ATTUALITÀ - 08 luglio 2026, 11:01

La Rencontre valdôtaine s’ouvre à Valtournenche avec un voyage dans la mémoire de l’émigration

Le premier rendez-vous du programme « autour de la Rencontre » se tiendra le 10 juillet à 21 heures au Centre de congrès de Valtournenche. Au cœur de la soirée, la projection du documentaire consacré à Emmanuel Viérin et Joseph Viérin, deux figures majeures de la culture belge issues de l’émigration valdôtaine, suivie du témoignage de Jean-Louis Hérin sur les racines de sa famille. Une initiative qui met en lumière le lien entre mémoire, identité et avenir de la communauté valdôtaine

À l’approche de la 50e Rencontre valdôtaine, la mémoire de l’émigration reprend toute sa place dans le débat culturel et identitaire. Bien plus qu’un simple hommage au passé, le premier rendez-vous du programme « autour de la Rencontre » entend rappeler combien les parcours des Valdôtains partis à l’étranger continuent d’éclairer l’histoire de la Vallée d’Aoste et de nourrir sa conscience collective. C’est dans cet esprit que la soirée organisée le vendredi 10 juillet, à 21 heures, au Centre de congrès de Valtournenche, réunira historiens, témoins et passionnés autour d’un documentaire qui retrace une page méconnue de cette aventure humaine.

L’initiative, organisée par la Présidence de la Région en collaboration avec la Commune de Valtournenche, s’inscrit dans le projet « La mémoire de l’émigration – regards croisés sur l’émigration des Valdôtains d’hier et d’aujourd’hui », dont l’objectif est de faire dialoguer les expériences du passé avec les réalités contemporaines de la mobilité. Au centre de la soirée figurera la projection du documentaire « Le peintre et l’architecte », réalisé par Joseph Péaquin et produit par l’Union internationale de la Presse Francophone (UPF) – Section Vallée d’Aoste, le Comité des Traditions Valdôtaines et la Fondation Émile Chanoux, avec le soutien de la structure régionale chargée des activités culturelles, des expositions et des politiques identitaires.

Le film raconte le destin singulier du peintre Emmanuel Viérin et de l’architecte Joseph Viérin, descendants d’émigrés originaires de Valgrisenche, devenus des personnalités reconnues et admirées en Flandre, en Belgique, alors que leur nom est longtemps resté méconnu dans leur vallée d’origine.

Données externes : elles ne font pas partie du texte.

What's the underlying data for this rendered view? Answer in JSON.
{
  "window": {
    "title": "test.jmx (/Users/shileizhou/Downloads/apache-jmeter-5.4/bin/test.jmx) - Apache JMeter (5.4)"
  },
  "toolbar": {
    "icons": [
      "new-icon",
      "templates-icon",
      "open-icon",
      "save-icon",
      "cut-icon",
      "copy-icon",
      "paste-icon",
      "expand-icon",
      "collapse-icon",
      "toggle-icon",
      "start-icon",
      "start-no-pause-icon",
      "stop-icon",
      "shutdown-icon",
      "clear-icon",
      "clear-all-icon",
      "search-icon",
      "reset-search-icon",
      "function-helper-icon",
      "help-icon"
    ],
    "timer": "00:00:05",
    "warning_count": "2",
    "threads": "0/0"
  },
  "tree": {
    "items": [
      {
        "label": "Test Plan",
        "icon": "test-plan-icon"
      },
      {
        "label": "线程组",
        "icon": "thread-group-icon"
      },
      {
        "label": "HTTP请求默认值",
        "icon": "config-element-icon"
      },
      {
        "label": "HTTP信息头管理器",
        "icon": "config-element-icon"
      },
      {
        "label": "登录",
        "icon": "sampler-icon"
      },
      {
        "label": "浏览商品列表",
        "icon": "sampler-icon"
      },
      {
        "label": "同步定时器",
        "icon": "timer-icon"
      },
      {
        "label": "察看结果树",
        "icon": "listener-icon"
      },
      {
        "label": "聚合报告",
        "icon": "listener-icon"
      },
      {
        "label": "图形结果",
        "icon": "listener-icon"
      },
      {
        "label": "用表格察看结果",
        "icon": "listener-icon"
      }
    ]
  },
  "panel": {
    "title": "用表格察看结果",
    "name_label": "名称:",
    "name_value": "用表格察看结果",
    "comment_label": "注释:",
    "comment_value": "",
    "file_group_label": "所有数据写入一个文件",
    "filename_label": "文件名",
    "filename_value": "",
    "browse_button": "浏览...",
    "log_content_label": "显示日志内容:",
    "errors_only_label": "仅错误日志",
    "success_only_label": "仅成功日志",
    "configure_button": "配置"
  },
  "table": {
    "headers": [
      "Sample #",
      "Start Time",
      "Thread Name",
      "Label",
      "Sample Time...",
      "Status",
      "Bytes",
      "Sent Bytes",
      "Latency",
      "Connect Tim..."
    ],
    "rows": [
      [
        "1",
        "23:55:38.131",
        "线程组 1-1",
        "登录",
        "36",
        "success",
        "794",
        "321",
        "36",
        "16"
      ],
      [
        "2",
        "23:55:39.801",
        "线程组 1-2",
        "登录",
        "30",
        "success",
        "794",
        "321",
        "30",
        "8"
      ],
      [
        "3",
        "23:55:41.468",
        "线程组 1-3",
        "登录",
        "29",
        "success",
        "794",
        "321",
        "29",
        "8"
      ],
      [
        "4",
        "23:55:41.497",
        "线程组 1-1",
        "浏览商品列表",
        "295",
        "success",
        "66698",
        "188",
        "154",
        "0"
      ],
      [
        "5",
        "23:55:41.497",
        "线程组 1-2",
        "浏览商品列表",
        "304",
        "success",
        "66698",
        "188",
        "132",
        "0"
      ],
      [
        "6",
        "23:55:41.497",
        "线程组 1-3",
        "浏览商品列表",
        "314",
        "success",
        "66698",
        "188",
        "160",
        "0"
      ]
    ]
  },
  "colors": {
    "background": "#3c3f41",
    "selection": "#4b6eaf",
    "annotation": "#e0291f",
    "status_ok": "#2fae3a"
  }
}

À travers les œuvres des deux artistes et les témoignages de leurs descendants, aujourd’hui arrivés à la cinquième génération, le documentaire propose un véritable voyage entre la Belgique et la Vallée d’Aoste, reliant les membres d’une même famille séparés par l’histoire mais toujours unis par leurs racines.

Comme le souligne la présentation de l’événement, il s’agit d’un « voyage à rebours au sein de leur art », qui permet de redécouvrir non seulement deux parcours artistiques exceptionnels, mais aussi les liens profonds entre l’émigration, la transmission familiale et l’identité valdôtaine. Une perspective qui rappelle que les départs, souvent motivés par des difficultés économiques, ont également contribué à diffuser le savoir-faire, la créativité et la culture de la Vallée d’Aoste bien au-delà de ses frontières.

La projection sera enrichie par l’intervention de Jean-Louis Hérin, secrétaire honoraire du Sénat de la République française, qui évoquera l’histoire de sa propre famille, originaire de Valtournenche. Son témoignage apportera une dimension personnelle à cette réflexion sur les parcours migratoires, illustrant la manière dont les descendants des émigrés continuent d’entretenir un lien vivant avec leur terre d’origine malgré les générations écoulées.

La soirée sera animée par Luciano Caveri, président de la Fondation Émile Chanoux, dont l’engagement en faveur de la valorisation de l’histoire et de l’identité valdôtaines s’inscrit dans une réflexion plus large sur la place de la culture francophone et des traditions locales dans une société en constante évolution.

Au-delà de son intérêt historique, cette première rencontre revêt également une portée politique et sociale. Dans une région autonome qui fonde une part essentielle de son identité sur la préservation de son patrimoine linguistique, culturel et institutionnel, l’histoire de l’émigration rappelle que l’identité valdôtaine ne s’est jamais limitée aux frontières de la région. Elle s’est construite aussi grâce aux femmes et aux hommes qui ont quitté leur vallée sans jamais rompre le lien avec leurs origines. À l’occasion de cette 50e Rencontre valdôtaine, cette mémoire partagée apparaît ainsi comme un patrimoine vivant, capable d’inspirer les nouvelles générations et de rappeler que l’ouverture au monde peut renforcer, plutôt qu’affaiblir, le sentiment d’appartenance à la Vallée d’Aoste.